Red Sea to Dead Sea investors pledge $450 million

The ambitious Red Sea to Dead Sea (RSDS) desalination project that aims to provide water to Israel, Jordan, and Palestine, has agreed investments of $450 million.

Speaking at the European Desalination Society conference in Rome on Tuesday (24 May), Akram Rabadi, senior advisor in Jordan’s Ministry of Water and Irrigation (MWI), said that donors to the project met in Jordan’s Aqaba City, neighbour to the city of Eliat in Irsael, last week.

The total cost of RSDS is expected to be $1,175 to $1,150 million, comprising $275 to $350 million for the desalination plant and desalinated water delivery systems, and $800 to $850 million for the pipeline, including high pressure pumping.

Donors wanting to support the pipeline element of the project, and to protect the heritage of the Dead Sea, have committed $350 million, and a further $100 million is agreed from the US government. A call for applications from build, operate, and transfer (BOT) contractors to cover the remainder of the investment went out in December 2015, with a total of 93 companies acquiring the pre-qual documents, and the deadline for applications is 30 May.

The project’s three overarching objectives are to desalinate water and generate energy at affordable prices for Jordan, Israel and the Palestinian Authority; to save the Dead Sea from environmental degradation; and to build a symbol of peace and cooperation in the Middle East.

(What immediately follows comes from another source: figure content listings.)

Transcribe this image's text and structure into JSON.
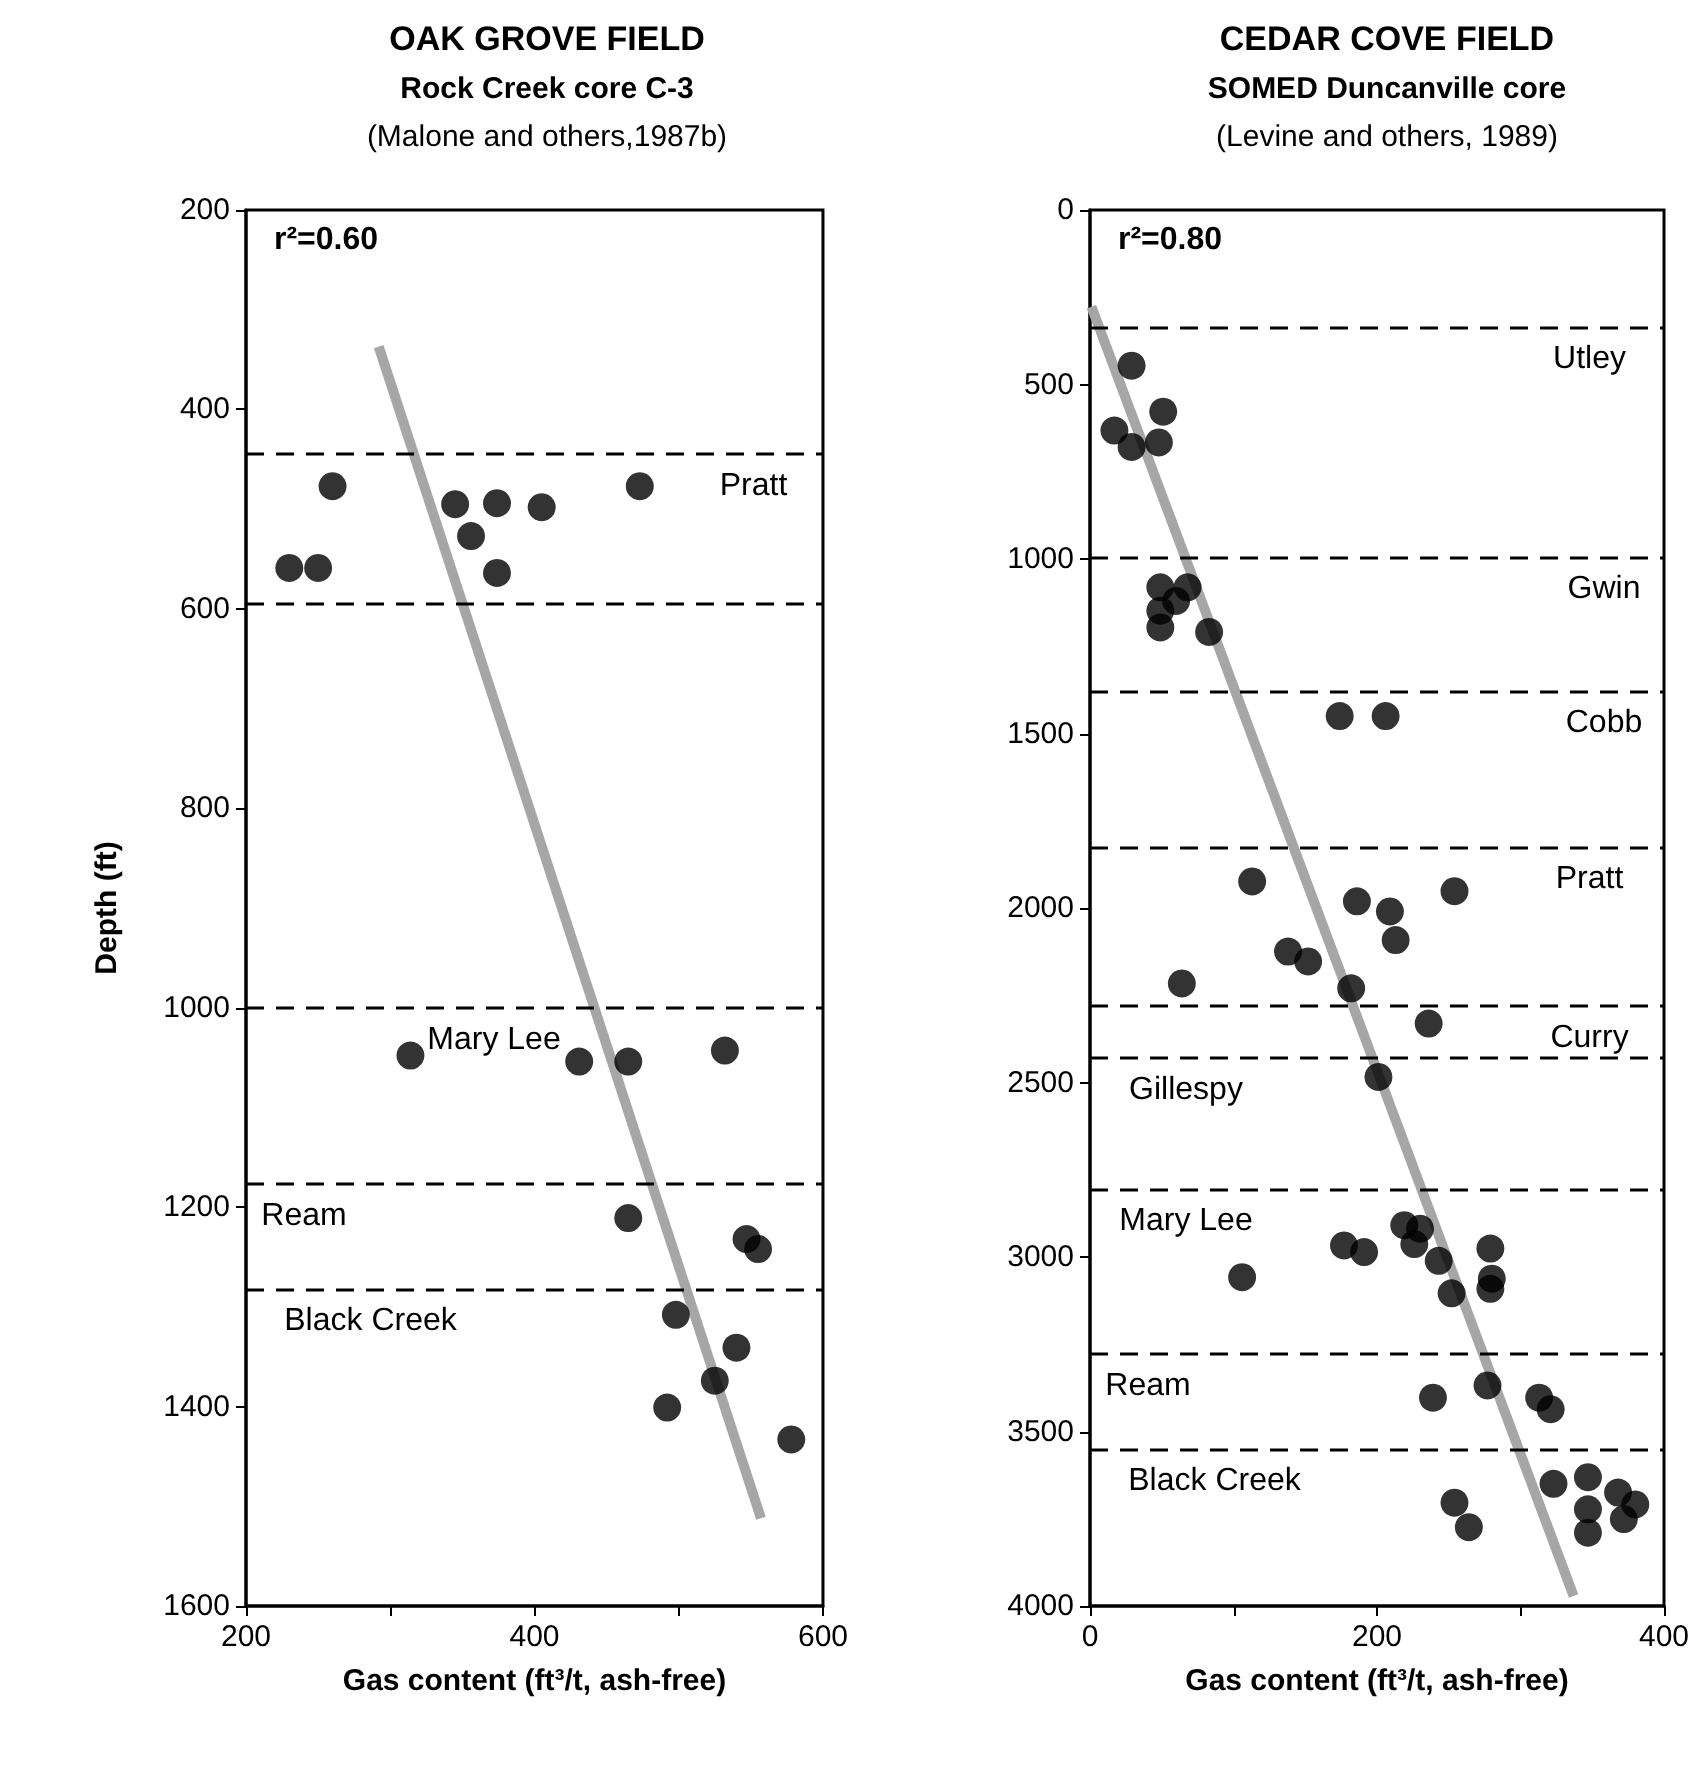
{
  "chart_data": [
    {
      "type": "scatter",
      "title": "OAK GROVE FIELD",
      "subtitle": "Rock Creek core C-3\n(Malone and others,1987b)",
      "xlabel": "Gas content (ft³/t, ash-free)",
      "ylabel": "Depth (ft)",
      "xlim": [
        200,
        600
      ],
      "xticks": [
        200,
        {
          "value": 300,
          "label": null
        },
        400,
        {
          "value": 500,
          "label": null
        },
        600
      ],
      "ylim": [
        1600,
        200
      ],
      "yticks": [
        200,
        400,
        600,
        800,
        1000,
        1200,
        1400,
        1600
      ],
      "grid": false,
      "series": [
        {
          "color": "#000000",
          "marker": "circle",
          "x": [
            230,
            250,
            260,
            345,
            374,
            405,
            356,
            374,
            473,
            314,
            431,
            465,
            532,
            465,
            547,
            555,
            498,
            540,
            525,
            492,
            578
          ],
          "values": [
            559,
            559,
            477,
            495,
            494,
            498,
            527,
            564,
            477,
            1048,
            1054,
            1054,
            1043,
            1211,
            1232,
            1242,
            1308,
            1341,
            1374,
            1401,
            1433
          ]
        },
        {
          "type": "line",
          "color": "#a6a6a6",
          "marker": "none",
          "x": [
            292,
            557
          ],
          "values": [
            337,
            1512
          ]
        }
      ],
      "ref_lines": [
        {
          "axis": "y",
          "value": 445,
          "label": "Pratt",
          "color": "#000000",
          "line_style": "dashed"
        },
        {
          "axis": "y",
          "value": 595,
          "color": "#000000",
          "line_style": "dashed"
        },
        {
          "axis": "y",
          "value": 1000,
          "label": "Mary Lee",
          "color": "#000000",
          "line_style": "dashed"
        },
        {
          "axis": "y",
          "value": 1177,
          "label": "Ream",
          "color": "#000000",
          "line_style": "dashed"
        },
        {
          "axis": "y",
          "value": 1282,
          "label": "Black Creek",
          "color": "#000000",
          "line_style": "dashed"
        }
      ],
      "annotations": [
        "r²=0.60"
      ]
    },
    {
      "type": "scatter",
      "title": "CEDAR COVE FIELD",
      "subtitle": "SOMED Duncanville core\n(Levine and others, 1989)",
      "xlabel": "Gas content (ft³/t, ash-free)",
      "xlim": [
        0,
        400
      ],
      "xticks": [
        0,
        {
          "value": 100,
          "label": null
        },
        200,
        {
          "value": 300,
          "label": null
        },
        400
      ],
      "ylim": [
        4000,
        0
      ],
      "yticks": [
        0,
        500,
        1000,
        1500,
        2000,
        2500,
        3000,
        3500,
        4000
      ],
      "grid": false,
      "series": [
        {
          "color": "#000000",
          "marker": "circle",
          "x": [
            29,
            17,
            29,
            51,
            48,
            49,
            68,
            49,
            49,
            83,
            60,
            174,
            206,
            113,
            186,
            209,
            213,
            254,
            138,
            152,
            64,
            182,
            236,
            201,
            177,
            191,
            219,
            230,
            226,
            243,
            252,
            279,
            280,
            279,
            106,
            239,
            277,
            313,
            321,
            323,
            347,
            347,
            347,
            368,
            372,
            380,
            254,
            264
          ],
          "values": [
            446,
            632,
            679,
            578,
            666,
            1081,
            1081,
            1148,
            1196,
            1209,
            1120,
            1450,
            1450,
            1924,
            1981,
            2010,
            2092,
            1952,
            2125,
            2153,
            2216,
            2230,
            2331,
            2484,
            2967,
            2986,
            2909,
            2919,
            2963,
            3011,
            3104,
            2976,
            3062,
            3091,
            3058,
            3403,
            3368,
            3403,
            3436,
            3650,
            3631,
            3723,
            3790,
            3675,
            3751,
            3709,
            3704,
            3774
          ]
        },
        {
          "type": "line",
          "color": "#a6a6a6",
          "marker": "none",
          "x": [
            1,
            337
          ],
          "values": [
            277,
            3971
          ]
        }
      ],
      "ref_lines": [
        {
          "axis": "y",
          "value": 335,
          "label": "Utley",
          "color": "#000000",
          "line_style": "dashed"
        },
        {
          "axis": "y",
          "value": 995,
          "label": "Gwin",
          "color": "#000000",
          "line_style": "dashed"
        },
        {
          "axis": "y",
          "value": 1378,
          "label": "Cobb",
          "color": "#000000",
          "line_style": "dashed"
        },
        {
          "axis": "y",
          "value": 1826,
          "label": "Pratt",
          "color": "#000000",
          "line_style": "dashed"
        },
        {
          "axis": "y",
          "value": 2281,
          "label": "Curry",
          "color": "#000000",
          "line_style": "dashed"
        },
        {
          "axis": "y",
          "value": 2431,
          "label": "Gillespy",
          "color": "#000000",
          "line_style": "dashed"
        },
        {
          "axis": "y",
          "value": 2804,
          "label": "Mary Lee",
          "color": "#000000",
          "line_style": "dashed"
        },
        {
          "axis": "y",
          "value": 3279,
          "label": "Ream",
          "color": "#000000",
          "line_style": "dashed"
        },
        {
          "axis": "y",
          "value": 3550,
          "label": "Black Creek",
          "color": "#000000",
          "line_style": "dashed"
        }
      ],
      "annotations": [
        "r²=0.80"
      ]
    }
  ]
}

The scheme will extract 190 to 300 million m3/year from the Red Sea and pass it through a desalination plant to produce 65 to 85 million m3/year of fresh water. Of this, 35 to 50 million m3/year will be supplied by Israel to the northern governorates in Jordan at a previously agreed price, and 30 million m3/year will be supplied to the Aqaba region. Additionally, 110 to 220 m3/year of brine and sea water will be discharged into the Dead Sea, which is currently shrinking at a rapid rate.

Jordan recorded a water deficit of 250 million m3/year in 2015. It has a growing population and is receiving an influx of refugees from neighbouring countries, including almost 1.4 million people from Syria.

A Memorandum of Understanding between Israel and the Palestinian Authority is being prepared, and a bi-lateral agreement between Jordan and Israel was signed last year.

Construction is slated to begin in April 2018.